PRIVATE MEMBERS' BILLS
There are no relevant Private Members' Bills before Parliament, as at 28 November 2008.
Energy Act 2008
The Energy Act 2008, which received Royal Assent on 26 November 2008, includes provisions relating to (i) gas importation and storage (including carbon capture and storage), (ii) renewable energy (including reform of the Renewables Obligation (RO)) and (iii) the decommissioning of nuclear, offshore renew¬able energy and oil and gas installations.
The updated RO provisions are intended to enable newer renewable technologies to develop, such as offshore wind and tidal power, and will assist in implementing a new regime to provide the necessary infrastructure to trans¬mit electricity from offshore renewables to the onshore electricity supply network through the construction of a European 'sub-sea' grid. Under the updated RO regime, the use of newer renewable technologies will be incentivised over other more established methods. As of April 2009, renewable technologies will be placed in one of four bands, namely: (i)'established' (which is further divided into sub-categories 1 and 2), (ii) 'reference', (iii) 'post-demonstration' and (iv) 'emerging'. So, for example, energy produced from landfill gas (which will fall into category 1 of the 'established' band) will receive 0.25 Renewables Obligation Credits (ROCs)/MWh while tidal barrages and anaerobic digestion (which are categorised as 'emerging' band technologies) will receive 2.00 ROCs/MWh. ROCs generated by these various renewable sources will, as before, be the means by which electricity suppliers meet their given RO targets.
Importantly, the Act also includes a 'feed-in'tariff scheme for small-scale renewable energy projects, which is to be implemented by 2010. This scheme rewards microgeneration of renewable energy (such as mini-turbines fitted to residential houses) by paying a premium for any excess energy generated which is returned to the national grid. By adopting this scheme, the UK will be following in the footsteps of Denmark, Germany, France and Spain.
Climate Change Act 2008
The principal objective of the Climate Change Act, which also received Royal Assent on 26 November 2008, is to place a legal obligation on the Government to reduce carbon dioxide and other greenhouse gas (GHG) emissions in the UK by at least 26 per cent by 2020 and 80 per¬cent by 2050 (against 1990 levels). The Act creates a system of 'carbon budgets', which will set limits on the net UK carbon account. These 'carbon budgets' are to cover a five-year period, the first running from 2008-12. The Secretary of State is under a duty to ensure that the net UK carbon account stays within budget.

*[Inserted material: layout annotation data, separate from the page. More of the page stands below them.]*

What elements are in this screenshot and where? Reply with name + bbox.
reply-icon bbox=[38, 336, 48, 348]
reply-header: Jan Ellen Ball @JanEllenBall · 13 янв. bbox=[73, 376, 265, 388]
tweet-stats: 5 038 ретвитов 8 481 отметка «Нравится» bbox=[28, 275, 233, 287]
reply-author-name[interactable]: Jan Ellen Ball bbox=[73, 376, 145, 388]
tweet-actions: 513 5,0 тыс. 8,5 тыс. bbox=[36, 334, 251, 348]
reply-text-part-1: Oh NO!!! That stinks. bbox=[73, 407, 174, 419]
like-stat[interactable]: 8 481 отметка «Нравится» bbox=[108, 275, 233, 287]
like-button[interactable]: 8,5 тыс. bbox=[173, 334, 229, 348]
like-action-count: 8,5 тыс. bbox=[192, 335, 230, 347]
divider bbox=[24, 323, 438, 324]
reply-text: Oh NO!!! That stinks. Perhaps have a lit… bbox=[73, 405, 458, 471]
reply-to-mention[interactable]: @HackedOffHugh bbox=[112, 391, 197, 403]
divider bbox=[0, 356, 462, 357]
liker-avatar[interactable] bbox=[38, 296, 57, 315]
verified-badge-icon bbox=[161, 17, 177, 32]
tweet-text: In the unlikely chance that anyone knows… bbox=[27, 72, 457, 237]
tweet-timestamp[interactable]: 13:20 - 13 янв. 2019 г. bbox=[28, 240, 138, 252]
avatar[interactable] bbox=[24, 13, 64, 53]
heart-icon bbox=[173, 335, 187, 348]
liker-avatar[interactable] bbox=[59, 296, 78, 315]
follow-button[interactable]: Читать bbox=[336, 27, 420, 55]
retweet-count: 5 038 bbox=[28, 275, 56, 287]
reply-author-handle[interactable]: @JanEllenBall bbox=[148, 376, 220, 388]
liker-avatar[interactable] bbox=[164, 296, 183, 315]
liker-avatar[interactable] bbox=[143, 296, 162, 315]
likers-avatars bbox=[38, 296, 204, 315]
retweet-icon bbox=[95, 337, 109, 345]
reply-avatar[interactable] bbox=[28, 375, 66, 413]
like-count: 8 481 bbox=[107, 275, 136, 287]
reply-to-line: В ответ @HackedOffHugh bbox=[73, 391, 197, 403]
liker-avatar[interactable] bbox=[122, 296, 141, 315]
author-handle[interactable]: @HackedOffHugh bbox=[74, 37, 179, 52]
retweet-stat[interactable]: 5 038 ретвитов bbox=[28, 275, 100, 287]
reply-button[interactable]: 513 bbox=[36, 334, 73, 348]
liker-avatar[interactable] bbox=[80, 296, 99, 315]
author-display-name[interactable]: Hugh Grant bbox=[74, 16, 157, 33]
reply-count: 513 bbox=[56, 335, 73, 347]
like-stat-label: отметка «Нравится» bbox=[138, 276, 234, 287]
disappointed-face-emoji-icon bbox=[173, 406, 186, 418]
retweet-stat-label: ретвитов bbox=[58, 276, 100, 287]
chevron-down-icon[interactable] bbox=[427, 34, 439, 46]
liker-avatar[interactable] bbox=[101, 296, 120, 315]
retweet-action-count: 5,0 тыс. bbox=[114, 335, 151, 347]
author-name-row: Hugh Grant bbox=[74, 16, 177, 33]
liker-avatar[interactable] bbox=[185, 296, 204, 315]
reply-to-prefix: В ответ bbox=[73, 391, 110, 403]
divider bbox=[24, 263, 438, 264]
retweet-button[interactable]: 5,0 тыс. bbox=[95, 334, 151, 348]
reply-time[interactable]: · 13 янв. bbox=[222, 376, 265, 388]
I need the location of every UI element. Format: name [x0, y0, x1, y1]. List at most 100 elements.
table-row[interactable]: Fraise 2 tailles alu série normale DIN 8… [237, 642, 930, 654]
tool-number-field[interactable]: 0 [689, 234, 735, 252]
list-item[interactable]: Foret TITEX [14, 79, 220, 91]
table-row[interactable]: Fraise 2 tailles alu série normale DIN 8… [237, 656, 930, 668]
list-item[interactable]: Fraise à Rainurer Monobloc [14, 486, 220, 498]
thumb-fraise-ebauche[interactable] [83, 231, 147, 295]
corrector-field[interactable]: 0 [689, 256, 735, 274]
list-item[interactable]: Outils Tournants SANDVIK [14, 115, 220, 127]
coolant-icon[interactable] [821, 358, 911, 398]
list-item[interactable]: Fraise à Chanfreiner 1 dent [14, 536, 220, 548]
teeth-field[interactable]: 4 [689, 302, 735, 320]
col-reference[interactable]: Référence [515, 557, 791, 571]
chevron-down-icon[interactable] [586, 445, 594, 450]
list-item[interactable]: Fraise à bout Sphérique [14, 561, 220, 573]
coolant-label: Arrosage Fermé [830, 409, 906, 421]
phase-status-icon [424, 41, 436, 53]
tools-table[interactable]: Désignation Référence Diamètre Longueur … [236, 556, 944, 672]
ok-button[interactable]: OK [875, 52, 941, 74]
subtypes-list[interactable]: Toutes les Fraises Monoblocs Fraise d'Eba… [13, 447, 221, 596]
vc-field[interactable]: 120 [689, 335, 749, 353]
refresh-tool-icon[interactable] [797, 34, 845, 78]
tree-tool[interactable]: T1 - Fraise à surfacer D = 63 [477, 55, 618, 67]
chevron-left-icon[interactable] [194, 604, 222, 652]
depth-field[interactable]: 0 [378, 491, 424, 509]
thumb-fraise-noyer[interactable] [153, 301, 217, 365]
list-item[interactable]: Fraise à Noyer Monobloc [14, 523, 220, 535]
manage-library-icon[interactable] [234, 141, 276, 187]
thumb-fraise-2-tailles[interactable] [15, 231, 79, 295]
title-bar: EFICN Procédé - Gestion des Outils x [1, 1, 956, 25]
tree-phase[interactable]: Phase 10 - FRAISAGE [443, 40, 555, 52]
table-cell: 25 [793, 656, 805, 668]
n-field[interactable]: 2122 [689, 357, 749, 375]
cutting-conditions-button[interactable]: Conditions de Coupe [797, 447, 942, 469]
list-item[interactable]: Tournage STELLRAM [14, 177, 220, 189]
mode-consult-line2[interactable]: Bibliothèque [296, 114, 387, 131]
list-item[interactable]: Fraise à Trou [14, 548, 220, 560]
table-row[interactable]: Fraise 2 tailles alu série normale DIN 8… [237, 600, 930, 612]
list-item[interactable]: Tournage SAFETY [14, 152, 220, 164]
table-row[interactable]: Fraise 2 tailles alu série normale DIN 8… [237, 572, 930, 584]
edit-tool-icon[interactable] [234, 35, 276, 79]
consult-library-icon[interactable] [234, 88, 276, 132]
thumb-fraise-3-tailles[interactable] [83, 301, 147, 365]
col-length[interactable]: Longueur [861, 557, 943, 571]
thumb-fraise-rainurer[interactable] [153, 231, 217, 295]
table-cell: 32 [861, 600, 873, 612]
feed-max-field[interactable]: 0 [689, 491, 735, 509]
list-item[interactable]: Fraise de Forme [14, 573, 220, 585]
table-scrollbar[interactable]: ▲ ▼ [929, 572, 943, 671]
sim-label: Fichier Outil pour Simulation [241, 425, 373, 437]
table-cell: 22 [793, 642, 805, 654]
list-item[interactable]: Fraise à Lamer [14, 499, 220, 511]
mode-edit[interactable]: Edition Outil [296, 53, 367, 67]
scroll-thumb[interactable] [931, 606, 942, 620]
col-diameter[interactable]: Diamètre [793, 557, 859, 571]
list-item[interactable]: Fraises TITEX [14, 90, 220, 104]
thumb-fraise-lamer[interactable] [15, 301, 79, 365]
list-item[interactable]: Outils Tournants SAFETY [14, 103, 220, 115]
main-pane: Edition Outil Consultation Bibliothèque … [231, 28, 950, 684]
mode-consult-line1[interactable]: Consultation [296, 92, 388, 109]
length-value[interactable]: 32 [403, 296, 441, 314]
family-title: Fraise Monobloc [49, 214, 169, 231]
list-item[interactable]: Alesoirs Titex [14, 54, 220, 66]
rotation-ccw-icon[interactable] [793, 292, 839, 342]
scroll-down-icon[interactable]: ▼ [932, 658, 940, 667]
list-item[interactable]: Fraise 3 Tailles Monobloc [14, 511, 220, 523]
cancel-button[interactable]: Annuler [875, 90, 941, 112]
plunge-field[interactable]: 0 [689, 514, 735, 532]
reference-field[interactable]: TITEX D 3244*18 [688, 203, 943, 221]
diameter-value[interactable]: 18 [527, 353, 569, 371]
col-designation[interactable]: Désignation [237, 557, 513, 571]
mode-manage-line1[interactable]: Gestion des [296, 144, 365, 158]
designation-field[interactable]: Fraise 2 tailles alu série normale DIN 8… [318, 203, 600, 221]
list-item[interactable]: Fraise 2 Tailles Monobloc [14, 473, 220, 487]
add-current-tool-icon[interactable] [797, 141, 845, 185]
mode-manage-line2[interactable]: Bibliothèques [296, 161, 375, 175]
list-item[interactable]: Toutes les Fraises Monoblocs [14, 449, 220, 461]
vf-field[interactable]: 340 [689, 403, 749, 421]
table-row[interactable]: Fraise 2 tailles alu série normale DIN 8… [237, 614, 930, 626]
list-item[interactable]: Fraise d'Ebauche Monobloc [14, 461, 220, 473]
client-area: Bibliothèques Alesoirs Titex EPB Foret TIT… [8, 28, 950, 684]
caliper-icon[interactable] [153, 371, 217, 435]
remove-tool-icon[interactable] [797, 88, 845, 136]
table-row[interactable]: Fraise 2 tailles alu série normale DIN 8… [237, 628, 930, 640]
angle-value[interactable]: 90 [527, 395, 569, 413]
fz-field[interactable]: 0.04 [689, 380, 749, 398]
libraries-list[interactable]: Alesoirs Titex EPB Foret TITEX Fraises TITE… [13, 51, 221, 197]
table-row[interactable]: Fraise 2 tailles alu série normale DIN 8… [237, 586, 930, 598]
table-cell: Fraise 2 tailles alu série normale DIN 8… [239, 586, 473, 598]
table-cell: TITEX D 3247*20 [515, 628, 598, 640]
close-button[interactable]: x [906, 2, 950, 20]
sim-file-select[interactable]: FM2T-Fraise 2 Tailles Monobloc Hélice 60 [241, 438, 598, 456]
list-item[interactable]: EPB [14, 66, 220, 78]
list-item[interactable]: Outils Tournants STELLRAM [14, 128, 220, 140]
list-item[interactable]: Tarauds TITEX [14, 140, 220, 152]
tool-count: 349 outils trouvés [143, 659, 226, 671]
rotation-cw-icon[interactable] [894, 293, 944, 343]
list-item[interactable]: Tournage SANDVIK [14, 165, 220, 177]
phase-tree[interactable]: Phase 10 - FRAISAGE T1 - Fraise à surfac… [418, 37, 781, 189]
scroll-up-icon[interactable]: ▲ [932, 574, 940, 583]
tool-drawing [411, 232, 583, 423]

The Act also gives the Government the power to create new emissions trading schemes. The first of these is due to come into force in 2010 when the Carbon Reduction Commitment (CRC) is expected to be implemented. This will impose an obligatory emissions trading scheme on large non-energy-intensive companies and organisa¬tions in the UK - such as large offices, retailers, banks, hotels, supermarket chains, rail operators, hospitals and universities. A limit will be placed on the amount of carbon dioxide these companies and organisations can emit every year. If they emit more than they are allowed to, they will have to buy additional carbon allowances and if they emit less, they will be able to sell their surplus allowances to those who have exceeded their caps. The performance of companies subject to the CRC will be ranked in a publicly available 'league table'. Their position will depend upon how well they perform in reducing their emissions. A company's ranking in the 'league table' will also dictate if it receives a bonus or is required to make a penalty payment.